У брата же его, наоборот, посреди рыжего лица были живые, маленькие, как у птицы, глаза и во всей его фигуре были какое-то беспокойство, скрытность и, в то же время, настороженность.

Как раз переменился ветер и доносил теперь запах земли, поля и леса. Тростники во рву зашуршали, будто пробежало вспугнутое животное. Жером заканчивал свою работу – чистку длинного мушкета. Он навел блеск на ружейную полку и вставил шомпол.
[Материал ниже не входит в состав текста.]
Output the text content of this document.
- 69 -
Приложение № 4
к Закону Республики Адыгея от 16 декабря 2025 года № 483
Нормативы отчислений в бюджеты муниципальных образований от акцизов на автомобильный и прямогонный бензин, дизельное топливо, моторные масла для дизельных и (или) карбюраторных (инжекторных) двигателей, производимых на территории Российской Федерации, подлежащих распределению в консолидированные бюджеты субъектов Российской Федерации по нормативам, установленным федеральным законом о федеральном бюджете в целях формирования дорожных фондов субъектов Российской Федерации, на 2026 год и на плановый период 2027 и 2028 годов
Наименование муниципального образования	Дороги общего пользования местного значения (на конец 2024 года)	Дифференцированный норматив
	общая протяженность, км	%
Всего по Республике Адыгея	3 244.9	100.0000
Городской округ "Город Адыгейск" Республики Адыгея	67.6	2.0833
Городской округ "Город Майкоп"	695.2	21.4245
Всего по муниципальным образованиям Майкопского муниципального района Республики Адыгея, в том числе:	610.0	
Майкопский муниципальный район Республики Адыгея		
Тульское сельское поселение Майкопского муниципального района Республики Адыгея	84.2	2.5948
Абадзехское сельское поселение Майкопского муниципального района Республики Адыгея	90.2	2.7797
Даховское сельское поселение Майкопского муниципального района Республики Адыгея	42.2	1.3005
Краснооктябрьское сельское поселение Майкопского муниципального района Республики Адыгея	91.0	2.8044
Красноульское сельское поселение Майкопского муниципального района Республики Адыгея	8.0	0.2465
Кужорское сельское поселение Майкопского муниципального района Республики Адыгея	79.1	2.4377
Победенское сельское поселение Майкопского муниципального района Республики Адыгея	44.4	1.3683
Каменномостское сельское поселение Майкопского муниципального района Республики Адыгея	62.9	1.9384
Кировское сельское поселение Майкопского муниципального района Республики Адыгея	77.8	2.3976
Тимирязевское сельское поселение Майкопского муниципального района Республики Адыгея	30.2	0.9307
Жерома всегда интересовали деревья и трава. Всегдашним его занятием было разорять гнезда и норы, подстерегать зверя и нападать на след. Он был изобретателен на всевозможные капканы и ловушки, но, как только он получил возможность добывать себе порох, он стал пропадать из дома и стрелять дичь с редкой ловкостью. Как и Жюстен, он сделался хитрым и выносливым, как и тот, подвержен вспышкам гнева, доводившим его зачастую до потасовок, так что его избивали до крови. Обычно они умели сговариваться и соединяться во всем против неприятелей, поэтому у них была еще склонность приносить вред другим, что они и делали по мере сил. Они внушали страх, как люди опасные и злые. Речь их была пересыпана непристойностями. Вместе с этим, высокомерные и чванные, круглые невежды, в некоторых отношениях они не по возрасту были доверчивы и наивны. Грязные и оборванные, они походили скорее на бродяг, чем на дворян, хотя, разговаривая друг с другом, иначе не называли один другого как «сударь».